Marketing books is hard. There are many dozens of things authors are “supposed” to be doing to increase their sales. The problem is that everything takes time, and authors are busy people.
It’s natural for an author to ask what their core marketing machine should look like. If you reduce things to the bare essentials, what would that be?
Here’s my opinion. The core marketing machine for an author should take the form of a “Virtuous Cycle” with three basic parts:
- Your books send your fans to your website.
- Your website invites your fans to sign up for your e-mail list.
- Your e-mail list onboarding sequence promotes all your books.
This is called a “Virtuous Cycle” because each part of it feeds into the next, like this graphic:
But Where’s the Beginning?
You might ask, “which of these is the beginning?” That is, where do your fans get into this Virtuous Cycle?
The answer is that they might join it anywhere:
- They might happen onto one of your books in a store and discover that they like your writing.
- Or they might chance across your website in one of the thousand ways somebody can come to a website.
- Or they might join your e-mail list in one of many common ways.

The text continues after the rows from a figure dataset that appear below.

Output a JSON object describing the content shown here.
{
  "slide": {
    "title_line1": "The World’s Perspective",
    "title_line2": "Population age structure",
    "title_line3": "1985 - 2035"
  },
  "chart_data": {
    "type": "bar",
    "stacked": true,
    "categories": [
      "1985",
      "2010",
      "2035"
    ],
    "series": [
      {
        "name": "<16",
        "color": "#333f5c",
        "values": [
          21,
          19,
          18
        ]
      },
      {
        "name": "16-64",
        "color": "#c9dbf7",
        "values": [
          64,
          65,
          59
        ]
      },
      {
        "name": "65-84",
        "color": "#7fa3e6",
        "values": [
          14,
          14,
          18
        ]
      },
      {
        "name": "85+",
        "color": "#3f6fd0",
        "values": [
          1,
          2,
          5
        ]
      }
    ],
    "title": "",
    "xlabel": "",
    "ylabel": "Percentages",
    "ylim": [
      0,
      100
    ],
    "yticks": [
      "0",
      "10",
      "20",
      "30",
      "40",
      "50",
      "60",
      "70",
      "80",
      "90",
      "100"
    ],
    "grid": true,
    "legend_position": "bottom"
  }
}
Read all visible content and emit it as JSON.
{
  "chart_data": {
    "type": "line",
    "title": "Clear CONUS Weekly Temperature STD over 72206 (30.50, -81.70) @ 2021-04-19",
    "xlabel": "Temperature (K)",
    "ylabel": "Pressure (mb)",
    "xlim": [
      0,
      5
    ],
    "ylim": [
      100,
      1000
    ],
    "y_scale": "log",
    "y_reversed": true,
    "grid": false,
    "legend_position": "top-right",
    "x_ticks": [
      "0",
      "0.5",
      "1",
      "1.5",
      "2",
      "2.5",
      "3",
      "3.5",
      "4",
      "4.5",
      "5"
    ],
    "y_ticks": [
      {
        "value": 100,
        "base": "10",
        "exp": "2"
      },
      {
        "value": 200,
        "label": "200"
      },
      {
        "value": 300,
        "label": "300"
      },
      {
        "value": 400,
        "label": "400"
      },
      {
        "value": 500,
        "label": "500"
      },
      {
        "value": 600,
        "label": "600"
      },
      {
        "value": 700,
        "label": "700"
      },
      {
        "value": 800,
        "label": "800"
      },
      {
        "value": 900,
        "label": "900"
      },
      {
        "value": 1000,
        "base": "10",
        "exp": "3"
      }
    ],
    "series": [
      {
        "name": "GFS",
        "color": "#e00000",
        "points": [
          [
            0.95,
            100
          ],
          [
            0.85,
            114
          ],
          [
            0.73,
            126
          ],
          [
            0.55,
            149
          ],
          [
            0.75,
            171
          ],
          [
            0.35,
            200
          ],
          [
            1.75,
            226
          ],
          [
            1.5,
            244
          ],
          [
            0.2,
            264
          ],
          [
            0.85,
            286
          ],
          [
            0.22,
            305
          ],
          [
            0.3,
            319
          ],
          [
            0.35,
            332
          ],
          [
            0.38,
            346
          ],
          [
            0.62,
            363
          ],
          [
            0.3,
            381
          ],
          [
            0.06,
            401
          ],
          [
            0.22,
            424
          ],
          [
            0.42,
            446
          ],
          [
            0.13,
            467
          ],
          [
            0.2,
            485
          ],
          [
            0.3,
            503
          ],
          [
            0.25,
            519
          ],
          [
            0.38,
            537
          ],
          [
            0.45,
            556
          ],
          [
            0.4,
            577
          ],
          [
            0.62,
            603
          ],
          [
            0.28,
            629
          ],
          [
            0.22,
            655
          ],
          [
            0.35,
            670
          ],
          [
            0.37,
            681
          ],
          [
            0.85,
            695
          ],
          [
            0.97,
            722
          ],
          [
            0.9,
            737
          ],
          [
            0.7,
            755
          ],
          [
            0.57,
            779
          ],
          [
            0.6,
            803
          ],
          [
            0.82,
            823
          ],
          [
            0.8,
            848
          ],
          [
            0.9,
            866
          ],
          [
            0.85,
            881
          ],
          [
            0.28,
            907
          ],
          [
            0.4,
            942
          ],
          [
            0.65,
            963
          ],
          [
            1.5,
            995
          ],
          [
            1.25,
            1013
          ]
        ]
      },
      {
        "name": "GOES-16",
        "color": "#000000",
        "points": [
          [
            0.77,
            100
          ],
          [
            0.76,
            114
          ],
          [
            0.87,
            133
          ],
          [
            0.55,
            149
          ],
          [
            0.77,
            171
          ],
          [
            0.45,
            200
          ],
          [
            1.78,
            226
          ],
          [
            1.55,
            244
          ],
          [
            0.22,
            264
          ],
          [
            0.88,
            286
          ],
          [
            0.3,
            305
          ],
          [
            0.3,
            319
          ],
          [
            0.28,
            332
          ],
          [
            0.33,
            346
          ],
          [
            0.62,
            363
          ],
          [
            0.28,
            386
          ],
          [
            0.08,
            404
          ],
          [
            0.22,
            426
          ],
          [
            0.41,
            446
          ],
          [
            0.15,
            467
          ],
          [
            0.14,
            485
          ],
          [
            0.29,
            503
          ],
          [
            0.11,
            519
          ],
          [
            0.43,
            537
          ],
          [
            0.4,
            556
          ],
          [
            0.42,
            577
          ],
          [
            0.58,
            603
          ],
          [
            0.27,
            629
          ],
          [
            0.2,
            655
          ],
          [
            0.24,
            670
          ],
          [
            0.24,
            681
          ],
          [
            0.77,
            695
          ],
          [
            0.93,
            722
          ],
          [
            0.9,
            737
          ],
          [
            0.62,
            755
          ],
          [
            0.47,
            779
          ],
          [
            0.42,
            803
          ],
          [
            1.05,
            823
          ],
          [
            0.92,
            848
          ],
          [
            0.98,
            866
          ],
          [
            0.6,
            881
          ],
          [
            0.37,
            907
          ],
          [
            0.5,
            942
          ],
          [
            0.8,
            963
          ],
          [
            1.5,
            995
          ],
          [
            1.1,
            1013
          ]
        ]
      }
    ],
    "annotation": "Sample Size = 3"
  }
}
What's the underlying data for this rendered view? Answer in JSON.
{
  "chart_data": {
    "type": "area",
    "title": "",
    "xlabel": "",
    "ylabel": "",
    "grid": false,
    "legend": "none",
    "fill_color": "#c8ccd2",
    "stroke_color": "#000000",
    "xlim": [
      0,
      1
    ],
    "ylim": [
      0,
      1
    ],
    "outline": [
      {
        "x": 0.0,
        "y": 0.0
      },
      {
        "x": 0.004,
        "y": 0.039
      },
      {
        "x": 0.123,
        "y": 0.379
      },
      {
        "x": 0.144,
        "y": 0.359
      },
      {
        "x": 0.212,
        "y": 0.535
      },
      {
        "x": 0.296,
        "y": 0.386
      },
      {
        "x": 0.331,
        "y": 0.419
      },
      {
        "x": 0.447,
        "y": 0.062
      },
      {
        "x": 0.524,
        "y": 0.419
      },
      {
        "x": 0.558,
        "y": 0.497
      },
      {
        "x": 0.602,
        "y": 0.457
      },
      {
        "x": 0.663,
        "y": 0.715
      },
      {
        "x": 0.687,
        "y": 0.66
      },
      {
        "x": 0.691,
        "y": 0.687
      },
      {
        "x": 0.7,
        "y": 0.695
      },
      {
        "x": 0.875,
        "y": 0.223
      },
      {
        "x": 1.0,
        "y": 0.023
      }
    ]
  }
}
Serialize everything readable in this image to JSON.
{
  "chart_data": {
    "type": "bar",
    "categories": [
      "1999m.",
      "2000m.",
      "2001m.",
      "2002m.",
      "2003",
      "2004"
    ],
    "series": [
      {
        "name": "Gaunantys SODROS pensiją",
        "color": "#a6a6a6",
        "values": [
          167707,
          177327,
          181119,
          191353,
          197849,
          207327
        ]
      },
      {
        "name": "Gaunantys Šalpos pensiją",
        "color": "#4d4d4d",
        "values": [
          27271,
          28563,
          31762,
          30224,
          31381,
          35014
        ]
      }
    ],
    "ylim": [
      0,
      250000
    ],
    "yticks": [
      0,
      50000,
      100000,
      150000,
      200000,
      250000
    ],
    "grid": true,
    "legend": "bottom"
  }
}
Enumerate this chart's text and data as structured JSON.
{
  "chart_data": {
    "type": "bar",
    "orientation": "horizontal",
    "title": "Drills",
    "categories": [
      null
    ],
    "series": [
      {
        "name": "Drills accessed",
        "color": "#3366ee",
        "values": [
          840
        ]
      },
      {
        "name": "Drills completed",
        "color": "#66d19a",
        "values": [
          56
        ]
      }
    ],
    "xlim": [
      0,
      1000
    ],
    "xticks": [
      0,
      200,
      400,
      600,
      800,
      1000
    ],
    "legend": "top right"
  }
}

But no matter how they enter the Virtuous Cycle, they keep going through until they’ve done it all. They’ve visited your website, they’ve joined your e-mail list, and they’ve read most or all of your books.
Why This Matters in the Short Term
Once you’ve built your Virtuous Cycle, you can then expand on it in many different ways. Each way will inject new fans into the Virtuous Cycle at some point:
- You can advertise your books directly using Amazon ads or Facebook ads or BookBub ads or any of the major deal sites.
- You can focus on bringing in traffic to your website using search-engine optimization or ads on Facebook or Google or interviews on blogs or podcasts or many other ways.
- You can focus on building your e-mail list using Facebook ads or joint author giveaways or many other list-building methods.
Each of these extensions to your marketing engine may or may not be cost-effective in the short-term. That is, running paid ads to promote one book may be a money-loser for that one book. But if it brings more readers to your website and then they sign up for your e-mail list and then they buy all your other books, then it’s a win in the long-term. And if the ads don’t work, you can stop them at any time, and your Virtuous Cycle still keeps working.
But the important thing is that you can now experiment on all those dozens of marketing methods that authors are “supposed” to do. Each of them will theoretically inject new fans into your Virtuous Cycle at some point. Each of them may or may not be cost-effective. Each of them can be turned on or off at any time, and the core marketing machine still just works.
Why This Matters in the Long Term
In the long term, you will continue to write books on a sustainable schedule. Maybe you can write one book per year. Or three. Or ten.
It’s up to you to find a schedule that you can keep at for the long haul.
If you’ve built your core marketing machine as a Virtuous Cycle, then every time you launch a book, here’s what will happen:
- You’ll send several e-mails out to your True Fans, who will generate a big spike in sales during your Launch Week.
- This will drive your book up the bestseller charts in its various categories, bringing it to the attention of readers who never heard of you before.
- These new readers will now enter your Virtuous Cycle and grow your e-mail newsletter fan base.
- They’ll discover all your other books, and those will all see a surge in sales.
So over time, your set of True Fans will grow and grow. And each book launch will do a bit better than the one before. And in between launches, your growing backlist of books will attract new readers, so your fan base will grow faster and faster.
The mathematical term for what happens when you have a working Virtuous Cycle is “exponential growth.” If that sounds awesome to you, it is. Exponential growth is how all successful products become breakout big winners.
How to Take Action When You’re Busy
What this means for a busy, overworked author is this. If you feel overwhelmed with all the marketing you’re doing or all the marketing you could be doing, then focus on your core marketing machine.
Create your Virtuous Cycle first. Build your website and hook it up to your e-mail newsletter signup. Get your onboarding sequence written for your e-mail newsletter, and use it to promote your books. Make sure all your books give your readers an incentive to go to your website to sign up for your e-mail newsletter.
Once your Virtuous Cycle is in place, you can afford to try other things—various kinds of paid ads or search engine optimization or social media or whatever you want to try.
Each of those is an experiment—an optional way to inject True Fans into your Virtuous Cycle. If they work, great! If they don’t, abandon them and try something else.
What you never want to do is abandon your Virtuous Cycle. Like diamonds, your Virtuous Cycle is forever.